Du bringst da oben alles durcheinander ;-)
Also bucheAbgang und bucheZugang sind Methoden keine Konstruktoren. Getter und Setter Methoden brauchst du um deine Variablen nachträglich auszulesen oder neu zu setzen. Du brauchst also Getter und Setter für die artikelNr, bezeichnung und bestand. Allerdings macht das nur Sinn wenn du deine Variablen dann auch private deklarierst.
Du solltest auch deine main Methode nicht in die Artikel Klasse reindonnern. Mach am Besten zwei getrennte Klassen dann kommst du auch nicht durcheinander und vor allem macht dann erst die Objektorientierung Sinn. 

Gruß
Matze


----------



## dj3nk (3. Nov 2008)

Oki, das mit der main methode werde ich gleich mal machen.

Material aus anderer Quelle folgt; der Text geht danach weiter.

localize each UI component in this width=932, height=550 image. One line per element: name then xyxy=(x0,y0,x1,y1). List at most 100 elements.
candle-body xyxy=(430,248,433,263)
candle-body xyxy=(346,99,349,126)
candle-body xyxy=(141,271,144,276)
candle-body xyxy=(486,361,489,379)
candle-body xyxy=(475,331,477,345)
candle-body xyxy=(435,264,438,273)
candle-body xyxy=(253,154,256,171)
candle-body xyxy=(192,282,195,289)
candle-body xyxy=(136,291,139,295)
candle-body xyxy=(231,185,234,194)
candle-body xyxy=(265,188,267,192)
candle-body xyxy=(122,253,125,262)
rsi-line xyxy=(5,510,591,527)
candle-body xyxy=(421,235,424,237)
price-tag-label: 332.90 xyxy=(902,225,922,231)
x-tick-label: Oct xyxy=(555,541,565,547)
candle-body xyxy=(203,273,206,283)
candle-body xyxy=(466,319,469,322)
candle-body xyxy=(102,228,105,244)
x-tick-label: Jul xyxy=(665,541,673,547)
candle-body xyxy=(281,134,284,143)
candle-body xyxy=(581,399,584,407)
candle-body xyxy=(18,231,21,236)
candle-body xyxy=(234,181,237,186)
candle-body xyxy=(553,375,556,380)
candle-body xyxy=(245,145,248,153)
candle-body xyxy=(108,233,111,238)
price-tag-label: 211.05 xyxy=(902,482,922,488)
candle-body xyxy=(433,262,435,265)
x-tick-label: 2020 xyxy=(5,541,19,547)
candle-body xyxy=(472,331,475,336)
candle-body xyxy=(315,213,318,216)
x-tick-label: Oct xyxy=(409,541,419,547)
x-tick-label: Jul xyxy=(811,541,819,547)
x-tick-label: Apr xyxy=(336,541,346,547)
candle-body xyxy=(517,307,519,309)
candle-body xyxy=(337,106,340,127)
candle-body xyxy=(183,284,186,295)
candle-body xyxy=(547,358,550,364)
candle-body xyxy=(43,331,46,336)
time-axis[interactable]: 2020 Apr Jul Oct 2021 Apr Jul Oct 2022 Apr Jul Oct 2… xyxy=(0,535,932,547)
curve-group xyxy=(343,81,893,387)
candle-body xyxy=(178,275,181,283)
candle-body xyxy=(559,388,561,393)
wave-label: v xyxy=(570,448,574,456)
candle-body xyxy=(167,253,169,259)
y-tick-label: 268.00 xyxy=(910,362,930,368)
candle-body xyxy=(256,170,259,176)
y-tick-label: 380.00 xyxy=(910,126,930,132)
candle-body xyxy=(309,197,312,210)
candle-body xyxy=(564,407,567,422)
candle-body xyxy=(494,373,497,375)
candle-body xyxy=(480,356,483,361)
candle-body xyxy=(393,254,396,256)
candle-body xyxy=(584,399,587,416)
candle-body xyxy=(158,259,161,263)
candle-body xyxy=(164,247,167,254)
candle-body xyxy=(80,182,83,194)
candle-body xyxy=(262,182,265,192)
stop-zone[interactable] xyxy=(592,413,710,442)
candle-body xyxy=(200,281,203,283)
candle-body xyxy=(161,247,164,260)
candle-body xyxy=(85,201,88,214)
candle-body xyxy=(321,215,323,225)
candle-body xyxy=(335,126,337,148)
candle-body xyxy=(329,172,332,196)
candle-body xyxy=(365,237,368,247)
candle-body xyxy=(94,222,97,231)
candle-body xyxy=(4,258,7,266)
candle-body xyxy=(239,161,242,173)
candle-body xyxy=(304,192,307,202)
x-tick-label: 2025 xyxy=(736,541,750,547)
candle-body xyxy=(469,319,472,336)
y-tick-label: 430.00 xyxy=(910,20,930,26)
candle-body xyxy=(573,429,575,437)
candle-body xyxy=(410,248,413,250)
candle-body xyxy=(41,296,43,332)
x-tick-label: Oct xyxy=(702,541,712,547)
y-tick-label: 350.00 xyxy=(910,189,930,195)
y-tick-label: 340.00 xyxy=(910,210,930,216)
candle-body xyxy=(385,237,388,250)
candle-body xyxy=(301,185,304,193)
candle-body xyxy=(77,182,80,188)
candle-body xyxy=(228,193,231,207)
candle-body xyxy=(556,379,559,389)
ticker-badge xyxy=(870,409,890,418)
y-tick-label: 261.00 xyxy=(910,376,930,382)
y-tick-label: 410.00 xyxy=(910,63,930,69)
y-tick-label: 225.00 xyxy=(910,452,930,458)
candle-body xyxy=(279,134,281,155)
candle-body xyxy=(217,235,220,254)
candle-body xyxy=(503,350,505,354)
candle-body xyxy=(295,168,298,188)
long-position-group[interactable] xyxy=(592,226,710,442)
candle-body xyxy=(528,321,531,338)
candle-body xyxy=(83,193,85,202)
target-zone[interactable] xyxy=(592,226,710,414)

Die exakten unterschiede wegen private public bla bla muss ich gleich auch nomma anschauen. Ich würde jetzt aber noch gerne wissen, wie ich beim erstellen eines Artikel Objektes dessen Name via Tastatureingabe bestimmen kann. Wenn ich den Variablenname bei " ..... = new Artikel " auf der linken Seite hinschreibe, kommt die Fehlermeldung das diese variable schon vergeben ist. Irgendwie logisch, aber wie bekomm ich das hin "art1" durch eine eingegebene Zahl zu ersetzen bzw zu ergänzen.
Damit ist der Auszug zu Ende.